I am trying to sharpen my intuition on some random-walk style results.
Suppose we are looking at a random walk on $\mathbb{Z}$ starting at $0$. At the $k$th step, we either walk to the left $k$ steps or to the right $k$ steps, each equally likely. What is the expected absolute distance from the origin after $n$ steps?
Equivalently,
What is the expected absolute value of the sum $$ \sum_{k = 1}^n \hat k \tag{1}$$ where $\hat k$ is a random variable that takes the value $k$ or $-k$, each with probability $1/2$?
I am familiar with the idea that adding $\sum_{k = 1}^n \widehat{ 1}$, by which I mean adding $n$ random variables that are either $1$ or $-1$ with probability $1/2$, results in expected magnitude about $\sqrt n$ (ignoring factors of $2\pi$). This sort of square root cancellation comes up in my work frequently.
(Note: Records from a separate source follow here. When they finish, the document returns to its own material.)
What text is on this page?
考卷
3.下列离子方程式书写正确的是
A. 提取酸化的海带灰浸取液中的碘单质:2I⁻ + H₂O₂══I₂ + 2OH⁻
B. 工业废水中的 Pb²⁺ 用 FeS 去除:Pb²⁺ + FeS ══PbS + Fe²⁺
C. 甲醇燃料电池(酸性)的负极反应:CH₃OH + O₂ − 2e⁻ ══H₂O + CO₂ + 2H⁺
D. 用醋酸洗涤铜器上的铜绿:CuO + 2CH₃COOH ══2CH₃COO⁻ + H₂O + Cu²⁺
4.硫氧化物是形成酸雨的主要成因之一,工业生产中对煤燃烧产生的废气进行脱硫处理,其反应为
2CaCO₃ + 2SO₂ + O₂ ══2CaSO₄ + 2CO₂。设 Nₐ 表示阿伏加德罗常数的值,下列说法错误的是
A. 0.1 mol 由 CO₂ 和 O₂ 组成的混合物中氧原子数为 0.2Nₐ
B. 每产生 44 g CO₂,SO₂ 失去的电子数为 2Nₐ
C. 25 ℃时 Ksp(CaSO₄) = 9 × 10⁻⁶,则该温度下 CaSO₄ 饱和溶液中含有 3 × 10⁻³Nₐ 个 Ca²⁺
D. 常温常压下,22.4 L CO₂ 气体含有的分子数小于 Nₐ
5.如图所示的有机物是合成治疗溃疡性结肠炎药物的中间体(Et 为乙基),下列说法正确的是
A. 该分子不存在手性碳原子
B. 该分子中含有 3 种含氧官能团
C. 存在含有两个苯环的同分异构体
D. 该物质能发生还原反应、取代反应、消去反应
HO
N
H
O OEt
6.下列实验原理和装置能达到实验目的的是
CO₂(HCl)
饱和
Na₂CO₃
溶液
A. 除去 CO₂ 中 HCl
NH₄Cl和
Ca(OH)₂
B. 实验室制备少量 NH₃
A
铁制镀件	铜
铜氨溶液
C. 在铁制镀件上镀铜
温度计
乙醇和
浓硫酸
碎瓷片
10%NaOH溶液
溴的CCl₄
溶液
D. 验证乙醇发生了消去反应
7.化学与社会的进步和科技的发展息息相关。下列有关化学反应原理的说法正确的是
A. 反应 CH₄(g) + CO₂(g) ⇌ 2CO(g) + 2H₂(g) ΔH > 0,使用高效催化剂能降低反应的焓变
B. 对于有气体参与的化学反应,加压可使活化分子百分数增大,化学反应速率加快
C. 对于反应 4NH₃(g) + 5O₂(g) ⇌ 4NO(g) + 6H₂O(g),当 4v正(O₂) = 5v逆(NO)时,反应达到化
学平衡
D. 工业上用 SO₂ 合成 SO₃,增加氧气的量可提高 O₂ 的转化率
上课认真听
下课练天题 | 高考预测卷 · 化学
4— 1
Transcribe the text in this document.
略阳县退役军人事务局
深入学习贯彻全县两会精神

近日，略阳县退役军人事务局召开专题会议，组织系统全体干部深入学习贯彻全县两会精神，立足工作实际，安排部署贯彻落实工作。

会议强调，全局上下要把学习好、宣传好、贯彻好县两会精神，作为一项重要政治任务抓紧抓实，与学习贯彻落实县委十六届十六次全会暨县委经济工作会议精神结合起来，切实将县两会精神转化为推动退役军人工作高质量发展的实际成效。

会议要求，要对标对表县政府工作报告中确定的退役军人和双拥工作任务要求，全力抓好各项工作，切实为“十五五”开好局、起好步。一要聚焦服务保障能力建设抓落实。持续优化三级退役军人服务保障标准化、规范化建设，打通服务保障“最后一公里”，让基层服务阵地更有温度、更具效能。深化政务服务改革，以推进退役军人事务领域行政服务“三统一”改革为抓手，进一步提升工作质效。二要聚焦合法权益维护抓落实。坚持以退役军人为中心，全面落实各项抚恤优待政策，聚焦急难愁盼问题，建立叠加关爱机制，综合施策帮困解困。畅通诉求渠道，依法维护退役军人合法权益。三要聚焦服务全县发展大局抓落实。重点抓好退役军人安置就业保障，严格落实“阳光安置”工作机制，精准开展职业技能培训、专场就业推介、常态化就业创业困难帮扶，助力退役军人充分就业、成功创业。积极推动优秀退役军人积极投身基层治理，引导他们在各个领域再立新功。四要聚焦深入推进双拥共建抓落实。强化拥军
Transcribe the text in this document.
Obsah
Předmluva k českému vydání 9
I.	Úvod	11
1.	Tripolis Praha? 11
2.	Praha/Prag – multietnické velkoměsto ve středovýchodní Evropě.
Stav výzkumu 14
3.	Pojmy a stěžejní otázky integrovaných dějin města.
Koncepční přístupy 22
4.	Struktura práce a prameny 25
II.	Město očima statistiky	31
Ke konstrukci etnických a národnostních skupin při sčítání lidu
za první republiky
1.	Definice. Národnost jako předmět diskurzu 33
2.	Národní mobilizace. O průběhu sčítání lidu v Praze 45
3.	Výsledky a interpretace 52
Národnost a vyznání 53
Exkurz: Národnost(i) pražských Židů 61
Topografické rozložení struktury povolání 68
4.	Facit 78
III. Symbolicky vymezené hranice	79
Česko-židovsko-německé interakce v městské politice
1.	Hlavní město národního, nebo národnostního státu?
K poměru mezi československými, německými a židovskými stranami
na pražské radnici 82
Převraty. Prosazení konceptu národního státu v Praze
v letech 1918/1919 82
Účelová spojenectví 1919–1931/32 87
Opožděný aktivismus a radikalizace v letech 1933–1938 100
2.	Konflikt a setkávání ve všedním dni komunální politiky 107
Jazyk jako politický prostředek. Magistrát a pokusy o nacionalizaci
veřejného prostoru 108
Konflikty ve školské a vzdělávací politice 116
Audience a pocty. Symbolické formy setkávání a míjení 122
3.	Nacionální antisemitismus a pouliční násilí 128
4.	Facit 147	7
More recently, randomly-signed sums of nonconstant terms have become prevalent in my work, and I'm trying to get an intuitive grasp on how they behave. With respect to $(1)$ above, if they were all positive we would get something like $n^2$. If we had mere square root cancellation, we would get something like $n^{3/2}$. But I suspect (without too much foundation; a gut instinct, I suppose) we should have more than square-root cancellation, although I do not quite know what to really expect.